Por eso el Evangelio ratifica todo esto. No he
venido a traer fuego sobre la tierra y como desearía que ya estuviera ardiendo.
Increíble, ¿no? Habla Jesús de una manera muy dura.
Si el seguimiento a su persona, si el seguimiento
a Él como Maestro y Señor, significa también una total y plena entrega,
significa que definitivamente también hemos sido acrisolados. ¿Cuál es el fuego
que trae Jesús? ¿Es un fuego que destruye todo? ¿Es un fuego que más bien este
soplo del Espíritu, que acrisola, que en las adversidades también pone a
prueba, que en las adversidades te hace madurar y crecer? Hermanos míos, la
crisis, por ejemplo, no siempre es mala. No siempre es mala.
Reconocer
nuestros pecados siempre es bueno
El reconocer nuestros pecados siempre es bueno,
pero haber pecado también nos puede llevar a caminar hacia la santidad. El
equivocarnos es de humanos, así decimos, ¿no es cierto? Sin embargo, podemos
siempre enmendar aquello al ser acrisolado. ¿Saben lo que es el crisol, no es
cierto? El crisol es aquello que es sometido a altas temperaturas de fuego a
tal punto que puede contener el oro o el metal derretido, acrisolado a ese
punto, fuerte, recio, de tal manera que no hay nada que lo doblegue.

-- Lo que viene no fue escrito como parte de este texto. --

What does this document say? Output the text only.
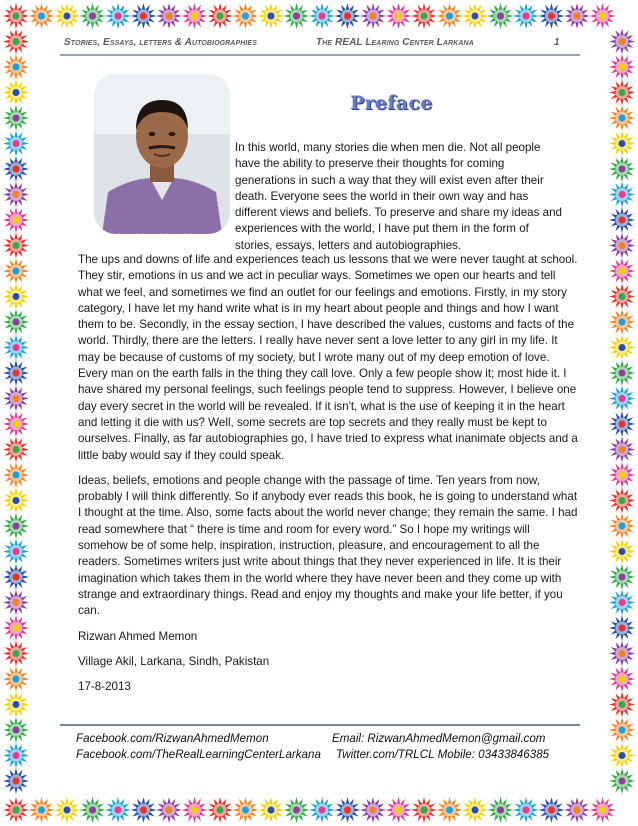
Stories, Essays, letters & Autobiographies	The REAL Learing Center Larkana	1
Preface

In this world, many stories die when men die. Not all people have the ability to preserve their thoughts for coming generations in such a way that they will exist even after their death. Everyone sees the world in their own way and has different views and beliefs. To preserve and share my ideas and experiences with the world, I have put them in the form of stories, essays, letters and autobiographies.

The ups and downs of life and experiences teach us lessons that we were never taught at school. They stir, emotions in us and we act in peculiar ways. Sometimes we open our hearts and tell what we feel, and sometimes we find an outlet for our feelings and emotions. Firstly, in my story category, I have let my hand write what is in my heart about people and things and how I want them to be. Secondly, in the essay section, I have described the values, customs and facts of the world. Thirdly, there are the letters. I really have never sent a love letter to any girl in my life. It may be because of customs of my society, but I wrote many out of my deep emotion of love. Every man on the earth falls in the thing they call love. Only a few people show it; most hide it. I have shared my personal feelings, such feelings people tend to suppress. However, I believe one day every secret in the world will be revealed. If it isn't, what is the use of keeping it in the heart and letting it die with us? Well, some secrets are top secrets and they really must be kept to ourselves. Finally, as far autobiographies go, I have tried to express what inanimate objects and a little baby would say if they could speak.

Ideas, beliefs, emotions and people change with the passage of time. Ten years from now, probably I will think differently. So if anybody ever reads this book, he is going to understand what I thought at the time. Also, some facts about the world never change; they remain the same. I had read somewhere that “ there is time and room for every word.” So I hope my writings will somehow be of some help, inspiration, instruction, pleasure, and encouragement to all the readers. Sometimes writers just write about things that they never experienced in life. It is their imagination which takes them in the world where they have never been and they come up with strange and extraordinary things. Read and enjoy my thoughts and make your life better, if you can.

Rizwan Ahmed Memon

Village Akil, Larkana, Sindh, Pakistan

17-8-2013

Facebook.com/RizwanAhmedMemon	Email: RizwanAhmedMemon@gmail.com
Facebook.com/TheRealLearningCenterLarkana Twitter.com/TRLCL Mobile: 03433846385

No hay nada que lo doblegue. El seguimiento del
Señor debe ser, o hacia el Señor, debe ser también esto. Les invito entonces a
también ver su historia, también a los catequistas, ver su historia, y ver la
historia de María.
Fiel desde el nacimiento, desde el anuncio del
nacimiento de Jesús hasta la muerte y sepultura de Jesús. Fiel. ¿Cuántos
sufrimientos le habrá traído el ser la madre de Jesús? ¿Cuántos gozos le habrá
traído? ¿Cuánta radicalidad en el seguimiento? La primera discípula, la primera
catequista, la primera misionera, ¿cuánto? Comparémonos con ella.
Se pasa, se pasa muchísimas veces también por la cruz.
¿Dónde se es acrisolado? En la cruz, en el fuego del Señor. Así que ánimo,
hermanos. No se acobarden cuando vienen también situaciones así de dificultad,
cuando nos aprietan, ¿no es cierto? Y a veces uno quisiera estar en esas
situaciones. Sin embargo, robustece también la fe. Que sea el Señor, por tanto,
que siempre nos ayude.
Y se habla Jesús de una división, ¿no? A veces
uno dice, la hija contra la madre, la madre contra la hija, el padre contra el
hijo, el hijo contra el padre, la suegra contra la nuera y la nuera contra la
suegra, ¿no? Cuando se mencionan todas estas cuestiones, estas divisiones, en
realidad se trata de la experiencia que uno puede tener en el seguimiento y la
radicalidad del Señor. Si uno de verdad entra en el conocimiento al Señor, peregrino
de esperanza, catequista, consagrado, anunciador y testigo de la palabra de
Dios, entrará también en este seguimiento al Señor y se convierte en una luz
que camina para los demás, que anuncia a los demás. Y esto puede traer,
evidentemente, de aquellos que la refutan, de aquellos que no quieren escuchar.
Lo vemos a diario en nuestra sociedad. A diario,
a diario, constantemente. Que el Señor portando a ustedes, agentes de pastoral,
catequistas, ministros, sacerdotes religiosos, religiosas, obispos, a nosotros
nos conceda, nos conceda este seguimiento radical al Señor, porque Él es el
camino, la verdad y la vida.
Amén.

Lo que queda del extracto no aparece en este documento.